Sicherlich ist dies ein Thema, das gegenwärtig zu Recht ganz oben auf der gewerkschaftlichen Agenda steht, weil es elementar für die Durchsetzungsfähigkeit von Beschäftigteninteressen in Zukunft ist. Ganz nebenbei geht es hier auch um verbandspolitische Machtfragen - und zwar intern, was den DGB betrifft, als auch extern, was das konkurrierende Gewerkschaftsspektrum angeht. Erwartet hatte ich von dem Artikel Informationen über meine zugegebenermaßen bruchstückhaften Kenntnisse über den gewerkschaftlichen Diskussionsstand. Ich erfahre, dass sich drei DGB-Gewerkschaften (ver.di, NGG, GEW) gegen den Nahles-Entwurf zur Tarifeinheit wenden. Ich lese auch, dass der DGB-Vorsitzende sich im Grundsatz dafür ausgesprochen hat.

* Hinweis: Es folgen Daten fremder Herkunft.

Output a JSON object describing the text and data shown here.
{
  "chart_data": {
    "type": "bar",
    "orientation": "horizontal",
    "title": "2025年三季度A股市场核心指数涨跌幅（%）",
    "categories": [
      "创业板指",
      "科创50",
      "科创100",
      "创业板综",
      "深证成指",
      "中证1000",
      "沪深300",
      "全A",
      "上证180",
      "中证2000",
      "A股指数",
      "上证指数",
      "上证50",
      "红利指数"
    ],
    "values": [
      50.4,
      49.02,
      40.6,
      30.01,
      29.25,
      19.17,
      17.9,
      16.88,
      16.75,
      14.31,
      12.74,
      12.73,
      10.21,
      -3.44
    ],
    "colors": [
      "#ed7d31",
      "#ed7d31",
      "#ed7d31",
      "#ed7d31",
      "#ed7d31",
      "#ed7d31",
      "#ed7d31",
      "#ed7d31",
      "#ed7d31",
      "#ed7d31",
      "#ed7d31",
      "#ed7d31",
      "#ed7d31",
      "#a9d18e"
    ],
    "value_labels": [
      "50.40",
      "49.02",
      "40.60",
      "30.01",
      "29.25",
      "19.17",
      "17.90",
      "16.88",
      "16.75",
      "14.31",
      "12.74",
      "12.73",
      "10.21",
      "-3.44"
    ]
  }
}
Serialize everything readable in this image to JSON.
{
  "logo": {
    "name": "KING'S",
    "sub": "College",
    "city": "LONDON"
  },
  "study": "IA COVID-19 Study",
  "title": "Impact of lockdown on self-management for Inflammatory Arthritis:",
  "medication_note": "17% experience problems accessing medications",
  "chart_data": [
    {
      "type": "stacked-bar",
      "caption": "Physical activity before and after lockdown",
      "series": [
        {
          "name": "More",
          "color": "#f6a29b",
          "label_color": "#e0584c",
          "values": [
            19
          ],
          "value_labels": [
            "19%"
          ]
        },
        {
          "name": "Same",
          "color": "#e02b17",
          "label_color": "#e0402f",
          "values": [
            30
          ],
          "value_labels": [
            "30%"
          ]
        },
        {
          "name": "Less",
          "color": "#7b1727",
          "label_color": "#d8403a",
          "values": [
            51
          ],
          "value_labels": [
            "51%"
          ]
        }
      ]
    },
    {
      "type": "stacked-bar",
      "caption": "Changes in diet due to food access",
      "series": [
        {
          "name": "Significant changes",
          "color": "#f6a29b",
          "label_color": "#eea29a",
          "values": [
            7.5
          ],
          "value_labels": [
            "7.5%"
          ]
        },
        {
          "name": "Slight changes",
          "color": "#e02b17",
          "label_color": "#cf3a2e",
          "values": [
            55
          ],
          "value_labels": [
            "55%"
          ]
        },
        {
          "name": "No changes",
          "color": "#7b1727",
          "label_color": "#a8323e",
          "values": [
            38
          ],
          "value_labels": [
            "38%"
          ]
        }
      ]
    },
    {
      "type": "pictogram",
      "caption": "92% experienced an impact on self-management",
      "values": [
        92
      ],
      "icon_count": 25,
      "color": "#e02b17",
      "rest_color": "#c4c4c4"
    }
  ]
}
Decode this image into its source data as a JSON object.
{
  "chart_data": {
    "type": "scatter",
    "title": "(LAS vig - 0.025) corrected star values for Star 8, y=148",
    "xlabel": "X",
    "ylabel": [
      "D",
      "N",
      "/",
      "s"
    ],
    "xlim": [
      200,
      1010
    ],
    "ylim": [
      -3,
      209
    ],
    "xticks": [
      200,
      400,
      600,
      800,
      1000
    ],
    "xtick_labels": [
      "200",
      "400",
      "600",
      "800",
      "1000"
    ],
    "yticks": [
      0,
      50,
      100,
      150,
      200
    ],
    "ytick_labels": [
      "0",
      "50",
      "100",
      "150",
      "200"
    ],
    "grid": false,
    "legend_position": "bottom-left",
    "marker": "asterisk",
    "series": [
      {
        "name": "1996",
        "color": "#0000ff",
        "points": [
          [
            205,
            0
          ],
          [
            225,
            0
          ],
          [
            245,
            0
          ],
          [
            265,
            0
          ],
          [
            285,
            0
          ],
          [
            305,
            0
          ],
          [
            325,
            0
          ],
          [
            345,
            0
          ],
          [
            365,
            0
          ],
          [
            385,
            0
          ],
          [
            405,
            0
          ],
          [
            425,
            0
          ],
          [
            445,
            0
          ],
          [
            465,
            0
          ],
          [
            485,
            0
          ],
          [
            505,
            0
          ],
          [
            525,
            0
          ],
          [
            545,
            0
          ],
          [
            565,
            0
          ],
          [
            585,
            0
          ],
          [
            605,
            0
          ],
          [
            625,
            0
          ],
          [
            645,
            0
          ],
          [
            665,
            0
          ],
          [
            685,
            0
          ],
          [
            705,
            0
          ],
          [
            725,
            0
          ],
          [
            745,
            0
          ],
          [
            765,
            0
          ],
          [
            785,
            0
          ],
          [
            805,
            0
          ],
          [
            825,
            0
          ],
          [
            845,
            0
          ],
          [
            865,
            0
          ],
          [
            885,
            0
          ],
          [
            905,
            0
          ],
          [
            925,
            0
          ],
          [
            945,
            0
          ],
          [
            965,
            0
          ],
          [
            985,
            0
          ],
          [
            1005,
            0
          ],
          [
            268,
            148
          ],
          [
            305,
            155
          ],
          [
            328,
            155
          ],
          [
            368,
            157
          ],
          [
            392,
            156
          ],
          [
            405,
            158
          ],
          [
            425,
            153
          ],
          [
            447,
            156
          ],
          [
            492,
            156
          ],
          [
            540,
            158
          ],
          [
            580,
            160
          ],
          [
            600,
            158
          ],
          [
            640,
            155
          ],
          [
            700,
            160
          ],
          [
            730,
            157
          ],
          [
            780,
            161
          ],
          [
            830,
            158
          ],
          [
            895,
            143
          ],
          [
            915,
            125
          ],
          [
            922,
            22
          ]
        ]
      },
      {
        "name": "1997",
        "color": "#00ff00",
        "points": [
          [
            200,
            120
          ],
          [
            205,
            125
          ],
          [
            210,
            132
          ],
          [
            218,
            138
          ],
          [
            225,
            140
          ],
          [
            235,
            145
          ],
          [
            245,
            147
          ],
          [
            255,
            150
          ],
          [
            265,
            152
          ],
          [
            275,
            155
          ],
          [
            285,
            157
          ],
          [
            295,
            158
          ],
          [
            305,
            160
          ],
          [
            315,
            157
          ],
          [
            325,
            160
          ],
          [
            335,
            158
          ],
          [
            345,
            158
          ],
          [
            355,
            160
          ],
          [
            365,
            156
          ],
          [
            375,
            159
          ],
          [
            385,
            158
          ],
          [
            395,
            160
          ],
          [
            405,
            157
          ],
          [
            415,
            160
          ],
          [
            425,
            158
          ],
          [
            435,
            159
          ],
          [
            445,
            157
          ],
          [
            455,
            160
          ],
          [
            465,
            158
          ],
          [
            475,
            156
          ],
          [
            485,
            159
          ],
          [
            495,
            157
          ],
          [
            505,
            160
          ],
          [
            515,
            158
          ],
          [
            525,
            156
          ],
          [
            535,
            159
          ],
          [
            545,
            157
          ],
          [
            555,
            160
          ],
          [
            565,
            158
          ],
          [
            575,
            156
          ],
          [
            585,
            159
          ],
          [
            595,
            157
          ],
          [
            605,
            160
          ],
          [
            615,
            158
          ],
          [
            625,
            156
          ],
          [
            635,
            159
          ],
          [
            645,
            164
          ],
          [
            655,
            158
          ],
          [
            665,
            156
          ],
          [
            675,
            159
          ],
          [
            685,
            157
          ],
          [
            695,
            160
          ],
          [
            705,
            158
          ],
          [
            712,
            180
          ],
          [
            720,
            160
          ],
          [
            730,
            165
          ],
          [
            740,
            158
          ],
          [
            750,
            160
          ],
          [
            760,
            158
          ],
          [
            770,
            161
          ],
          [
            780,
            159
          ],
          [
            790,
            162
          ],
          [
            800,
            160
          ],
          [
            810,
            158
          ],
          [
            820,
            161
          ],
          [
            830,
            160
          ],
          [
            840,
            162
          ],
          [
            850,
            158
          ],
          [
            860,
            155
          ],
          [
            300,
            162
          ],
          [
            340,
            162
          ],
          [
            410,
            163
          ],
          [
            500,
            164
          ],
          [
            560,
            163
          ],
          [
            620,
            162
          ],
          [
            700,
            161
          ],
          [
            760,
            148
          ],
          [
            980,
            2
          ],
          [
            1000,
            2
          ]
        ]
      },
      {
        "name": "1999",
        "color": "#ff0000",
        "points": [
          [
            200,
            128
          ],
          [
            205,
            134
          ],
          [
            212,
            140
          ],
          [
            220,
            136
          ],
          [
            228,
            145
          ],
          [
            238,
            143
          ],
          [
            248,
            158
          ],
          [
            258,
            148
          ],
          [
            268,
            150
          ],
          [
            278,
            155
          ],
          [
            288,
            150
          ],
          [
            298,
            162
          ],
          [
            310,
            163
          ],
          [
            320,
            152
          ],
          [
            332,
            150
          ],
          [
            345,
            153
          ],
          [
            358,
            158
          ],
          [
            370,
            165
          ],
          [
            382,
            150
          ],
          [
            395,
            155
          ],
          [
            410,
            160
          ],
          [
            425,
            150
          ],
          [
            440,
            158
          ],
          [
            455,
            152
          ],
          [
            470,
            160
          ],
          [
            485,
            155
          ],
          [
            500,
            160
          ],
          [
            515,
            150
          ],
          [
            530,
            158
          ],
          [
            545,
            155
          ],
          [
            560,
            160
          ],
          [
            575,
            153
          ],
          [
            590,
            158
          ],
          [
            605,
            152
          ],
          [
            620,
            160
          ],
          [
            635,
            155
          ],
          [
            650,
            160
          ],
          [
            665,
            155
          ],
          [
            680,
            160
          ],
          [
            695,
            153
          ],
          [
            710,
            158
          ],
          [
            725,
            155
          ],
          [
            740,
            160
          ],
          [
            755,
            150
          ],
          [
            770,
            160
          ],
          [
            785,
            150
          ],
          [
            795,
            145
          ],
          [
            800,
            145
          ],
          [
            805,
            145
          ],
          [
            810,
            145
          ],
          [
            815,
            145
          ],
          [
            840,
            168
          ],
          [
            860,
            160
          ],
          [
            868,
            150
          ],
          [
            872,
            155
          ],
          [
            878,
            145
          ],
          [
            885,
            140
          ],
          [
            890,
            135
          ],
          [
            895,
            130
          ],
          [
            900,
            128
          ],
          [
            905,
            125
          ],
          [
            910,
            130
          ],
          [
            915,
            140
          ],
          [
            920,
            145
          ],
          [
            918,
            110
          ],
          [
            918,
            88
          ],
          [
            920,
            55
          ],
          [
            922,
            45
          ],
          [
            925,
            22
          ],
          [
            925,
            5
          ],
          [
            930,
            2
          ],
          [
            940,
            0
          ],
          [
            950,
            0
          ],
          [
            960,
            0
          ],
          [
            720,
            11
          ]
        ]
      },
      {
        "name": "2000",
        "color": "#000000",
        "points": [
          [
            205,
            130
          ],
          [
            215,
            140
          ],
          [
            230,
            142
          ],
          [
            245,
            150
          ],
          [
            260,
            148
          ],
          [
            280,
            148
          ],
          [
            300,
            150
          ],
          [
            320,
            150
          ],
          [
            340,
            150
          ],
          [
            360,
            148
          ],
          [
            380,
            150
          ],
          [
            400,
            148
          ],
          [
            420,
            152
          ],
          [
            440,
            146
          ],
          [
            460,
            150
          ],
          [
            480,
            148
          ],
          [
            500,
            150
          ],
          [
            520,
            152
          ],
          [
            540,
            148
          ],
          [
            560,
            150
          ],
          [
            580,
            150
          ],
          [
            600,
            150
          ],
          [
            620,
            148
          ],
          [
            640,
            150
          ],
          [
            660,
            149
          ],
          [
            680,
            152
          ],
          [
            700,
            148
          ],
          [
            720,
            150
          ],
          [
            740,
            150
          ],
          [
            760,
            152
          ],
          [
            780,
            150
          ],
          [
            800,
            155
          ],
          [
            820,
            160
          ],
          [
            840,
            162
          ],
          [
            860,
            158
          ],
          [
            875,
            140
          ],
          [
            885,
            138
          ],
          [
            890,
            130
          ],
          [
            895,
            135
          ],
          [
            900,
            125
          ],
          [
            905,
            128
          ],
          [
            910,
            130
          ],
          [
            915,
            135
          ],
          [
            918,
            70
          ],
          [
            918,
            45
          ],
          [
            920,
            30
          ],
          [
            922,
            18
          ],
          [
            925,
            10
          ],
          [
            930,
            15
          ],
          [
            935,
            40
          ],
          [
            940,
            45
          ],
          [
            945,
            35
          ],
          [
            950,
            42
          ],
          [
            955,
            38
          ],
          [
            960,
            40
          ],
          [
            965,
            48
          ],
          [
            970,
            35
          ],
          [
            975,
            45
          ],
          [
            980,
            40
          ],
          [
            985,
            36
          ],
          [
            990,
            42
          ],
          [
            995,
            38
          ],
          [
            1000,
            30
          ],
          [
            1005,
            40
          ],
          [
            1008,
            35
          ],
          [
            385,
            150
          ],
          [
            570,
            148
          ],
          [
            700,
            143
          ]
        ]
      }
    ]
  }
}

So what? Darf der das? Was hat der für ein Mandat? Gibt es eine Beschlussfassung des DGB-Bundesvorstandes, die der Position der drei Aufrechten in der DGB-Familie gegen den Nahles-Entwurf widerspricht? Wurden die drei überstimmt? Darüber erfährt die verdi-Mitgliedschaft nichts. Um sich ein Bild über die tatsächliche Situation zu machen, muss man sich die Informationen aus anderen Quellen holen. Dann weiß man, dass sich die IG Metall für den Nahles-Entwurf ausgesprochen hat, dass der DGB in dieser wichtigen Frage einer Zerreißprobe ausgesetzt ist. Dass die Situation äußerst dramatisch ist - bis hin zur Infragestellung des DGB als gemeinsamem Dach der großen Gewerkschaften. Darüber berichtet ver.di publik aber nicht. Warum werden relevante Fakten in dem Artikel weggelassen?

Versuch eines vorläufigen Resümees: Oberflächlich betrachtet, ist der Artikel über die Tarifeinheit mit seiner Informationsselektion albern und kindisch - man will halt sich selbst und den geneigten Lesenden keine komplizierteren Sachverhalte zumuten. Bei genauerer Betrachtung finden sich aber leider Spuren eines Selbstverständnisses von Journalismus, der an gezielte Manipulation des ND erinnert: nicht lügen, sondern Lenkung und Beeinflussung der Lesenden durch Weglassen. Manche nennen es auch Stalinismus.

Lothar Jansen, per E-Mail


Generelle Anmerkungen zur ver.di publik

Ich bin seit nun gut zwei Jahren ver.di-Mitglied und lese regelmäßig die ver.di publik. Ich schätze hierbei die Bandbreite an Informationen, allerdings war die publik auch schon häufiger Anlass, meine Mitgliedschaft bei ver.di in Zweifel zu ziehen. Wie heißt es so schön: Wahrheit ist die Synthese aus These und Antithese. Insofern ist es verständlich und folgerichtig, wenn die Redaktion die Position von ver.di zu aktuellen Themen aller Art darstellt und die jeweiligen Redaktionsmitglieder auch mit Herzblut dabei sind. Es kommt jedoch immer wieder vor, dass mich der Schreibstil von einzelnen Artikeln eher an Propagandaschriften aus Zeiten des Klassenkampfes im Kaiserreich erinnern als an eine sachliche Information zu einer ver.di-Position. Dies fällt mir besonders auf, wenn es um Tarifverhandlungen und Streikaktionen von ver.di geht. Ist das unbedingt notwendig? Ich denke, dass die Mehrheit der Mitglieder in der Lage ist, sich mit sachlichen Informationen ein Bild zu machen und entsprechend zu mobilisieren sind. Eine "Verkaufsshow" im Stile von vor mehr als 100 Jahren diskreditiert die eigentliche Intention. Was mir auch auffällt, ist, dass bei den Leserbriefen zumindest gefühlt sehr selten kritische Leserstimmen zu Artikeln mit aufgeführt sind, was bei jeder größeren Tageszeitung der Fall ist, und wenn, dann sind es meist Beiträge zu Nebensächlichkeiten, wie der Brief von Herrn Reiß aus der Ausgabe 07_2014 zum Thema Gender. Meiner Auffassung nach lebt eine Gewerkschaft auch von der lebhaften Diskussion der Mitglieder, und dies sollte durch die Gewerkschaftszeitung auch abgebildet werden. Andernfalls ist sie nur eine Kommunikationseinbahnstraße von der Gewerkschaftsführung.